2. Dissipativity theory is the state-of-the art methodology to analyse nonlinear feedback systems. A key limitation of that theory is that it is only concerned with dynamical systems that converge to equilibrium when disconnected from their environment. A key outcome of the switchlet project is the novel dominance theory, that leverages the existing theory of dissipativity to analyse feedback systems that switch and oscillate. This new result, published in [Forni and Sepulchre, IEEE Transactions on Automatic Control, 2019], was awarded the Axelby best paper award 2021. It opens the way to analyze novel types of nonlinear feedback systems, that include the mixed feedback circuits of neuroscience.
3. A third major outcome of the action is a novel adaptive online estimator for the maximal conductances of an arbitrary neural circuit model. This result provides a novel bridge between neurophysiology and the classical theory of adaptive control. While adaptive control has been traditionally driven by and applied to robotics and the control of electro-mechanical systems, its application to neuronal circuits is novel and significant. It opens novel estimation algorithms of relevance for experimental neurophysiology. More fundamentally, it suggests that the neuromodulatory principles of neuroscience closely resemble conventional adaptation schemes of control engineering.

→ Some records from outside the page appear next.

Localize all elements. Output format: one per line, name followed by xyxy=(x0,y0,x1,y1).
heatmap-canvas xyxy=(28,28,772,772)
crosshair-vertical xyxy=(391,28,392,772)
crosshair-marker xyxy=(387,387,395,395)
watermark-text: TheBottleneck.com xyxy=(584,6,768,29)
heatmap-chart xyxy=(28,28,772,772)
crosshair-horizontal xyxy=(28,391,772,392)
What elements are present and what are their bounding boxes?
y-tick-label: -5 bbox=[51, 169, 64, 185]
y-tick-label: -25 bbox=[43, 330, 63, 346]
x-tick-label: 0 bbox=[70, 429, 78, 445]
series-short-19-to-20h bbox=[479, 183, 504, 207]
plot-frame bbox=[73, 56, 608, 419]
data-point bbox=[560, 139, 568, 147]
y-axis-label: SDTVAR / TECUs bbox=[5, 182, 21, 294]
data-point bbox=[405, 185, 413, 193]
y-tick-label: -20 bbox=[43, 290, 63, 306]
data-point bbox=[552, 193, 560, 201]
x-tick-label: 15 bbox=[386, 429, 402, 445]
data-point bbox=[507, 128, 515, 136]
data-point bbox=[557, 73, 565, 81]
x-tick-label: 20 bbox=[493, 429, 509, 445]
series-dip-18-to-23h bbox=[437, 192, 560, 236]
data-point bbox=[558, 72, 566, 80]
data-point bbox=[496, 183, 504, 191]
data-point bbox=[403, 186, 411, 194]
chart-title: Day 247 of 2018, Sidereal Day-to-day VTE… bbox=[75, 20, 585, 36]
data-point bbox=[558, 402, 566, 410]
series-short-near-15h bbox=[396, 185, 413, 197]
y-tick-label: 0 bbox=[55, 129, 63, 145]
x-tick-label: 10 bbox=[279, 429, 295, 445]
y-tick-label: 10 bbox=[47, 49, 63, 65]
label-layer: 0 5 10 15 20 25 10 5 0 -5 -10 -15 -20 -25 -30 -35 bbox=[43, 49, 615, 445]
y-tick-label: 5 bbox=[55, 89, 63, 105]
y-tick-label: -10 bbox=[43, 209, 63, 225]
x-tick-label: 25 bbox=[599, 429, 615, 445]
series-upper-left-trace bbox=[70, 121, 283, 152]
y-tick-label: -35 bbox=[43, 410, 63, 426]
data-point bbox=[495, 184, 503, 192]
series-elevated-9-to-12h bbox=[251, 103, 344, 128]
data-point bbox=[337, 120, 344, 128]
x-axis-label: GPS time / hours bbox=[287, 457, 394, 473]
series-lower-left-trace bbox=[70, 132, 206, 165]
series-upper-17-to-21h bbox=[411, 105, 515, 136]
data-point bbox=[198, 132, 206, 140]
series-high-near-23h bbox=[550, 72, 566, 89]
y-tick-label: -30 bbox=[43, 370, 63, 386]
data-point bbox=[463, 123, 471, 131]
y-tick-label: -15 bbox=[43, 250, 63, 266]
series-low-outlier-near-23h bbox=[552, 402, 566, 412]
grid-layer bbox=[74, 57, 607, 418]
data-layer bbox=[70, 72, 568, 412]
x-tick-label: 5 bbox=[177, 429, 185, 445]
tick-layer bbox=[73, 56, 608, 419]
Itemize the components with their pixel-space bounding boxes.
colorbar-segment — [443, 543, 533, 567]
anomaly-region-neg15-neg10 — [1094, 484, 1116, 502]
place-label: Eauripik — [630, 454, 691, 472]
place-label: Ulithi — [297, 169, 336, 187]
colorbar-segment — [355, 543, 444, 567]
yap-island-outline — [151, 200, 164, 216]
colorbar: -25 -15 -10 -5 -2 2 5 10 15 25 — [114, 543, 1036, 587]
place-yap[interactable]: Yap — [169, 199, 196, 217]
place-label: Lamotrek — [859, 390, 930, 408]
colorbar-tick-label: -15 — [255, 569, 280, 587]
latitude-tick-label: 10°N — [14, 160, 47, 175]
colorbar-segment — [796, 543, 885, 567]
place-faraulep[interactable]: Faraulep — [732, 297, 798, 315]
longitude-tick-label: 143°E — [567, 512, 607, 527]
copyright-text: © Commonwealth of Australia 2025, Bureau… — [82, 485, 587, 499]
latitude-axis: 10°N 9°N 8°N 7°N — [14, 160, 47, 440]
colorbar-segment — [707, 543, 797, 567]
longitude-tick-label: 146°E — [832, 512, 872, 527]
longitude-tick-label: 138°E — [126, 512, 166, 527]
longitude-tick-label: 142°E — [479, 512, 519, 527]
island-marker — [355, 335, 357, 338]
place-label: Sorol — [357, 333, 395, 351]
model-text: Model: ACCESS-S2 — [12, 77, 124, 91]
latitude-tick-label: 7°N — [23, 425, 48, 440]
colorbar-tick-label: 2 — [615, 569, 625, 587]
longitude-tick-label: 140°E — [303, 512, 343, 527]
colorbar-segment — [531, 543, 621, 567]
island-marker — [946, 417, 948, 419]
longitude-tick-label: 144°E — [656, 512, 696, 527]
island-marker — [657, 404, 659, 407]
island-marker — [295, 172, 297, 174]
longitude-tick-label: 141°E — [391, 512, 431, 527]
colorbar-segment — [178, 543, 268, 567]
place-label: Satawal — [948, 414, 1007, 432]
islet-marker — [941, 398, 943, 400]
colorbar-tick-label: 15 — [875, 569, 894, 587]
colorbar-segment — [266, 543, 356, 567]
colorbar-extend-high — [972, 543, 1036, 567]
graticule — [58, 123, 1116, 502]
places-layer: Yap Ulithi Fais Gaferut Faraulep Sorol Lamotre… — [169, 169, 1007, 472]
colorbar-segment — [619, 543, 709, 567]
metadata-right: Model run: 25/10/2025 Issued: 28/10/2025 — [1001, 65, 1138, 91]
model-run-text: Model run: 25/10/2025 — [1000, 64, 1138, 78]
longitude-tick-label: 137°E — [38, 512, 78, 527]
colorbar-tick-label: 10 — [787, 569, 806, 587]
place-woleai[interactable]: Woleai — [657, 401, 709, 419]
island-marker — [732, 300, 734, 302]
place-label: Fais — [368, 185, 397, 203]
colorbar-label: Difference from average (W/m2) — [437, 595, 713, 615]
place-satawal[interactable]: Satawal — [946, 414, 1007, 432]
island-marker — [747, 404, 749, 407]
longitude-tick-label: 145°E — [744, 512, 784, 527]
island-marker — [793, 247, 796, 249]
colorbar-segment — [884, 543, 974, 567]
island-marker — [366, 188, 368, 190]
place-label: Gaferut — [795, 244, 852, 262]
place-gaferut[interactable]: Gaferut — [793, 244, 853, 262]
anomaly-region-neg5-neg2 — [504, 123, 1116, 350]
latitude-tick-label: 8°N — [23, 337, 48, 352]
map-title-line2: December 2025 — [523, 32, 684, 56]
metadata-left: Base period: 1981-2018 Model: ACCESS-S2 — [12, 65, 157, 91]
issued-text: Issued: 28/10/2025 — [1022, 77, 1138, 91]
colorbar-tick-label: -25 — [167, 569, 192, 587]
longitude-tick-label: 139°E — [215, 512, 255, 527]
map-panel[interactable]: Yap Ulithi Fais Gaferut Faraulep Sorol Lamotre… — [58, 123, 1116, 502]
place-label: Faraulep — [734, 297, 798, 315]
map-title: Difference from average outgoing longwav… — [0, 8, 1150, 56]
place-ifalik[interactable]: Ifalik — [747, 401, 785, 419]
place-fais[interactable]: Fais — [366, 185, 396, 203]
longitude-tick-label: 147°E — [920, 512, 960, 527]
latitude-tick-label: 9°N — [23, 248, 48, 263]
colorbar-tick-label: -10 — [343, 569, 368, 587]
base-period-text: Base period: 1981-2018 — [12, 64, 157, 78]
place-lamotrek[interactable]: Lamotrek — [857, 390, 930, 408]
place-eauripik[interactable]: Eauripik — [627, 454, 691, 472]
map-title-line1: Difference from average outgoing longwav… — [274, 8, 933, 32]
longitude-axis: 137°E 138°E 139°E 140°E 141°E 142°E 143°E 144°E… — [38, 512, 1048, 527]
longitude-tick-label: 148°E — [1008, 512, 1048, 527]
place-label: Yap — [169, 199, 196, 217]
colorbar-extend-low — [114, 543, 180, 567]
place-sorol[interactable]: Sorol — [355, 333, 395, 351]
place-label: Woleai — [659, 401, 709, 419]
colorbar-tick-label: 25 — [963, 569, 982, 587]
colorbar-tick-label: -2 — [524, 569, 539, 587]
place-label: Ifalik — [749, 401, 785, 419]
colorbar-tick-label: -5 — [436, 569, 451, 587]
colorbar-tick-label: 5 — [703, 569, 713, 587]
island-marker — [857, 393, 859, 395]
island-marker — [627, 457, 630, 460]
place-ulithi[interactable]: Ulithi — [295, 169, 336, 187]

4. A fourth major outcome of the action is the first application of neuromodulation principles in a neuromorphic circuit. While previous neuromorphic circuits have successfully replicated specific behaviors observed in neural circuits, the article [Ribar and Sepulchre, IEEE Transactions on Circuits and Systems, 2019] is the first experimental demonstration of a neuromorphic circuit that replicates the robust neuromodulation of a single cell between spiking and bursting.